State Sen. Cynthia Dill, the leading progressive in the race for the U.S. Senate, said today that as Maine's U.S. senator, she would support the Paycheck Fairness Act expected to be debated in Congress this week.
The bill, which protects women who bring claims to court for being paid less than their male counterparts in equivalent positions, would bring up to date the Equal Pay Act, signed into law by President Lyndon Johnson nearly 50 years ago.
"This is something our campaign has talked about from the beginning, and I'm glad to see action being taken in Congress to address the historic gender inequity in employment," Dill said. "As the workforce shifts from a male-dominated one to one in which women are the main breadwinners in many cases, protecting their right to earn a fair wage helps families prosper."

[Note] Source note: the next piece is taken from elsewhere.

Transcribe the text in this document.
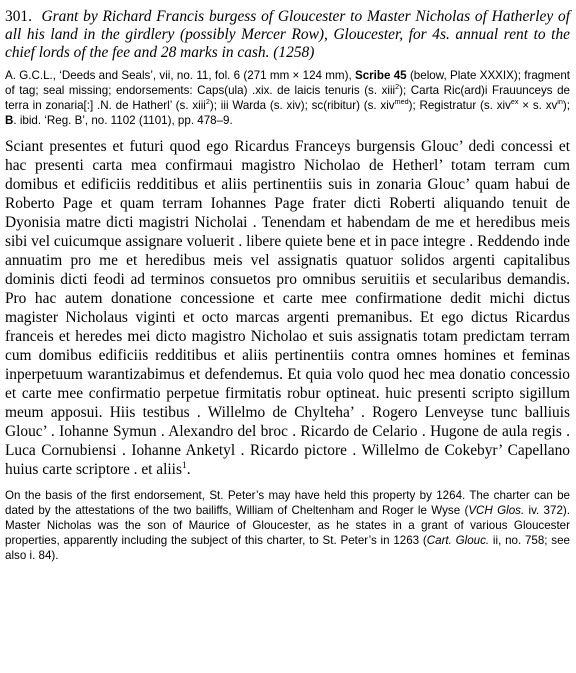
301. Grant by Richard Francis burgess of Gloucester to Master Nicholas of Hatherley of all his land in the girdlery (possibly Mercer Row), Gloucester, for 4s. annual rent to the chief lords of the fee and 28 marks in cash. (1258)

A. G.C.L., ‘Deeds and Seals’, vii, no. 11, fol. 6 (271 mm × 124 mm), Scribe 45 (below, Plate XXXIX); fragment of tag; seal missing; endorsements: Caps(ula) .xix. de laicis tenuris (s. xiii$^2$); Carta Ric(ard)i Frauunceys de terra in zonaria[:] .N. de Hatherl’ (s. xiii$^2$); iii Warda (s. xiv); sc(ribitur) (s. xiv$^{med}$); Registratur (s. xiv$^{ex}$ × s. $xv^{in}$); B. ibid. ‘Reg. B’, no. 1102 (1101), pp. 478–9.

Sciant presentes et futuri quod ego Ricardus Franceys burgensis Glouc’ dedi concessi et hac presenti carta mea confirmaui magistro Nicholao de Hetherl’ totam terram cum domibus et edificiis redditibus et aliis pertinentiis suis in zonaria Glouc’ quam habui de Roberto Page et quam terram Iohannes Page frater dicti Roberti aliquando tenuit de Dyonisia matre dicti magistri Nicholai . Tenendam et habendam de me et heredibus meis sibi vel cuicumque assignare voluerit . libere quiete bene et in pace integre . Reddendo inde annuatim pro me et heredibus meis vel assignatis quatuor solidos argenti capitalibus dominis dicti feodi ad terminos consuetos pro omnibus seruitiis et secularibus demandis. Pro hac autem donatione concessione et carte mee confirmatione dedit michi dictus magister Nicholaus viginti et octo marcas argenti premanibus. Et ego dictus Ricardus franceis et heredes mei dicto magistro Nicholao et suis assignatis totam predictam terram cum domibus edificiis redditibus et aliis pertinentiis contra omnes homines et feminas inperpetuum warantizabimus et defendemus. Et quia volo quod hec mea donatio concessio et carte mee confirmatio perpetue firmitatis robur optineat. huic presenti scripto sigillum meum apposui. Hiis testibus . Willelmo de Chylteha’ . Rogero Lenveyse tunc balliuis Glouc’ . Iohanne Symun . Alexandro del broc . Ricardo de Celario . Hugone de aula regis . Luca Cornubiensi . Iohanne Anketyl . Ricardo pictore . Willelmo de Cokebyr’ Capellano huius carte scriptore . et aliis$^1$.

On the basis of the first endorsement, St. Peter’s may have held this property by 1264. The charter can be dated by the attestations of the two bailiffs, William of Cheltenham and Roger le Wyse (VCH Glos. iv. 372). Master Nicholas was the son of Maurice of Gloucester, as he states in a grant of various Gloucester properties, apparently including the subject of this charter, to St. Peter’s in 1263 (Cart. Glouc. ii, no. 758; see also i. 84).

Nearly half of all workers in the United States are women. But women tend to hold lower-paying jobs overall, and even when they have the exact same title as men, they make significantly less. Overall, women make 77 cents to a man's dollar, and in some professions, specifically high-paying careers, that disparity is much higher.

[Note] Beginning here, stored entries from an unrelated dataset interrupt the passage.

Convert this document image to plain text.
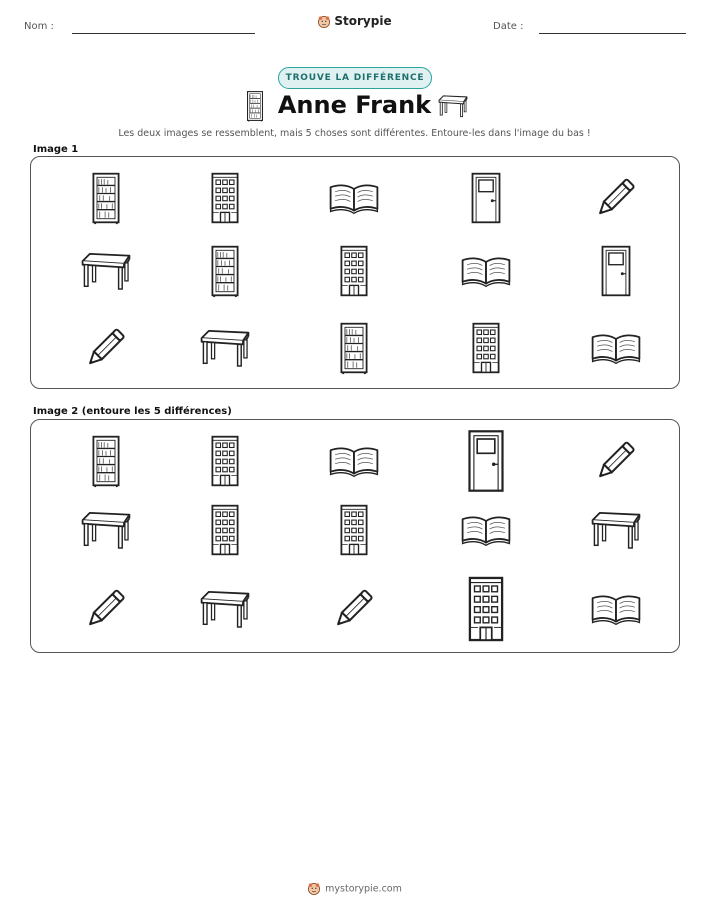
Nom :	Storypie	Date :
TROUVE LA DIFFÉRENCE
Anne Frank
Les deux images se ressemblent, mais 5 choses sont différentes. Entoure-les dans l'image du bas !
Image 1
Image 2 (entoure les 5 différences)
mystorypie.com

The average female full-time worker makes $10,784 less annually than a man does at the same job. "Over a lifetime, this is a huge gap that leads women to poverty as senior citizens," Dill said, noting that the gap improves to 87 cents for women in unions.
Dill leads the field of candidates seeking the Democratic nomination, according to two independent polls. A Critical Insights poll showed Dill leads the field in name recognition, while a Maine People's Resource Center poll showed Dill the favorite of 20.3 percent of those polled, with the next challenger at 16.7 percent.